My New Normal

I think back to a year ago- I was pregnant, had just found out that Baby Baker was a boy, and was anxious and excited for the school year to be over. I am trying to remember what I thought my life was going to look like with Grayson- certainly I had no idea the rollercoaster of parenthood would have the twists and turns that ours does.

We saw another specialist today- a pediatric endocrinologist. And I’m sitting here thinking about the fact that for me, it wasn’t odd, or strange, to be going to an endocrinologist with my almost 7 month old. For me, it wasn’t weird that we saw a neurologist last week and had an EEG on Monday.  I’ve gotten used to wheeling Grayson into doctors’ offices, handing over my credit card and insurance card, and filling out paperwork as fast as I possibly can before he starts crying to get out of his carseat. I’m no longer apologetic when my baby is crying in waiting rooms, or while doctors are explaining complicated brain functions to me. I just bounce and shush G while learning as much as I can about the functions of the pituitary gland. My new normal is scheduling playdates around therapy sessions and making doctors’ appointments during naptime.

My new normal is also quickly becoming one of faith and being somewhat content with the unknown.

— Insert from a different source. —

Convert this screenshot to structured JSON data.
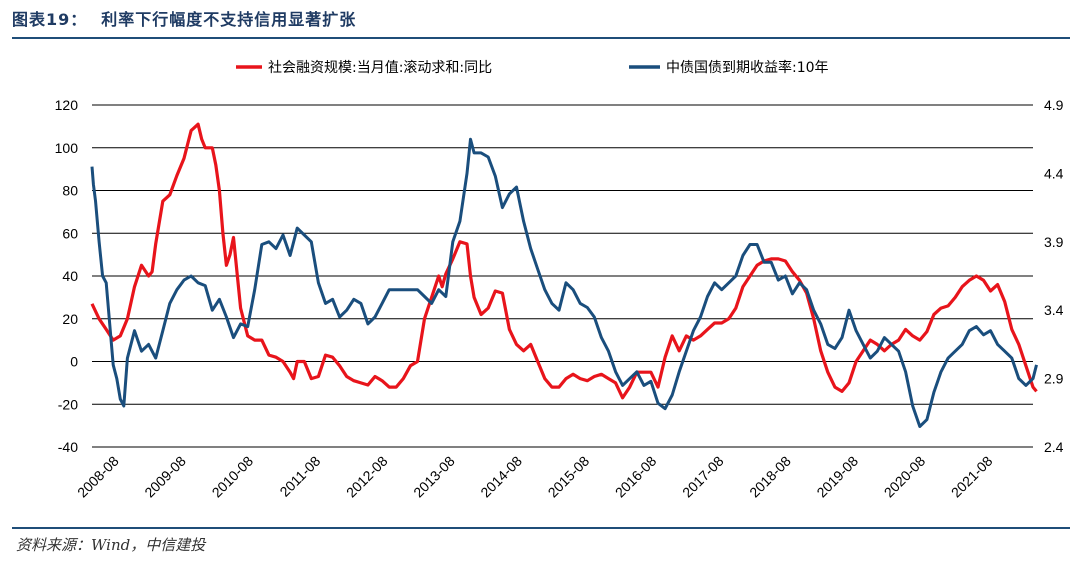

I’ve learned in the last four months that doctors don’t know everything, and that a lot of their explanations are educated guesses. The endocrinologist today gave Grayson a diagnosis- Septo Optic Dysplasia, which is what the opthamologist suspected based on his observation of G’s optic nerves and the MRI. However, his blood test didn’t indicated any of the pituitary abnormalities associated with the disease. She warned me that just because his pituitary gland is functioning normally now, it may not in the future. She wants to run more bloodwork around his birthday. Looking at the symptoms of SOD, G has a LOT of them, but those symptoms could also be symptoms of other things.

I thought I would be relieved to hear a doctor give a “diagnosis” but I wasn’t. I think to me “diagnosis” means we know what’s wrong, we know if we can fix it and we know what the future holds. Nope, nope, nope. Septo Optic Dysplasia and Grayson Baker Syndrome (as diagnosed by his neurologist) both point to the same road- a road that isn’t very well lit, and we have no idea how straight and scenic, or windy and trecherous it is.

So I’m leaning on faith- faith that God knows what he’s doing and he has an amazing plan for my little dude. Faith that even though my new normal isn’t “normal”, it’s filled with love, hugs, kisses, and days spent with this amazing little baby who discovered today that his feet are delicious.


  1. Traci on April 21, 2011 at 12:19 am

    I've said it once, and I'll say it again….you're an awesome mommy for Grayson. I know that some days can be overwhelming and difficult, but you are keeping a positive attitude and loving that little man of yours! Good job, E!

  2. Erin on April 21, 2011 at 12:35 am

    Oh my that is a cute pic!!! Adorable and so cute that he found his toes! Glad that you got in to see the endocrinologist, at least you are getting to see people now. And really normal is different for everyone right? So you are right, this is your normal, and you are living is beautifully.

  3. basebell6 on April 21, 2011 at 1:06 am

    you certainly are on a rollercoaster; but you are surviving and becoming such a strong person in the the way, grayson with foot in mouth = a 'YES' on the 9 month developmental survey at the pediatricians office that questions you on feet in mouth! we failed that question ūüôĀ

  4. Sarah on April 21, 2011 at 3:58 am

    Oh my goodness… he is going to town on that big toe! Such a beautiful, beautiful baby! And all those loves, hugs and kisses? They make for a pretty amazing "normal" (whatever that is!)